Por último, ao tratarmos o nível de comparecimento no dia da votação, obtemos a seguinte tabela.
Se considerarmos os números gerais expostos na tabela, verificamos que o comparecimento geral na RMPA ficou em 71,4% do total do eleitorado. Resulta importante não esquecer que o contexto eleitoral sofreu os impactos e tristes consequências econômicas e sociais decorrentes das enchentes do mês de maio de 2024, em especial nas principais e mais populosas cidades da região. Isso quer dizer que para avaliar o comparecimento às urnas é indispensável inserir esta variável conjuntural e concreta, na medida que teve impactos na possibilidade de ir a votar para muitas pessoas. Esse seria o caso de cidades como Canoas, com vastas regiões ainda em recuperação de escolas e colégios públicos, que teriam sido utilizados como centro de votação. Especula-se que muitos votantes dos bairros Rio Branco e Mathias Velho não conseguiram acessar esse direito pelas condições em que se encontravam seus lares, bem como de infraestrutura da própria cidade, pela falta de condições de ocupação e uso das escolas para os fins das eleições.

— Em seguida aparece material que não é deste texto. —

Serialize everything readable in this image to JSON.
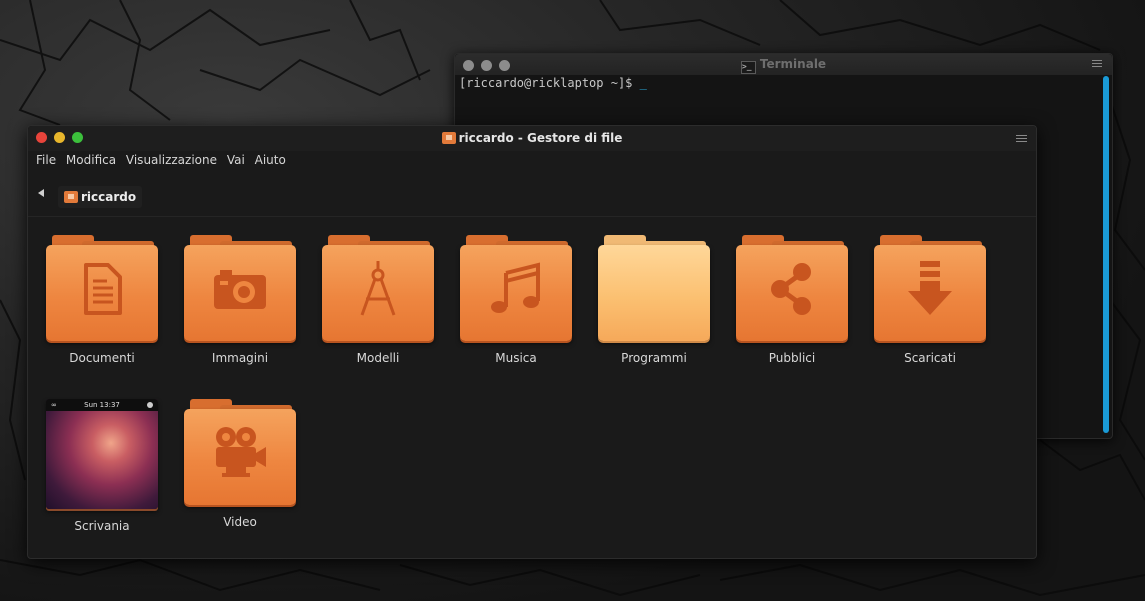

Com relação ao comparecimento do eleitorado às urnas, percebe-se que houve uma maior participação do voto em municípios com menor população. Conforme se vai aumentando demograficamente a cidade, percebe-se que o eleitor não comparece às urnas. Na tabela podemos observar como em municípios como Porto Alegre, Canoas, Sapucaia do Sul, São Leopoldo, dentre outros, o comparecimento esteve por abaixo, ou no patamar do 70% do eleitorado, sugerindo, em parte, como o impacto das enchentes de maio tiveram uma significativa incidência. No entanto, isso não explica totalmente o fenômeno. Destacando dois casos, podemos ter algumas pistas sobre o interesse do eleitorado pelas eleições, permitindo hipóteses sobre o acontecido. Um primeiro caso refere a observar como em municípios que têm até 30 mil eleitores, a participação eleitoral ultrapassou 80% do número total do eleitorado (Ivoti, Igrejinha).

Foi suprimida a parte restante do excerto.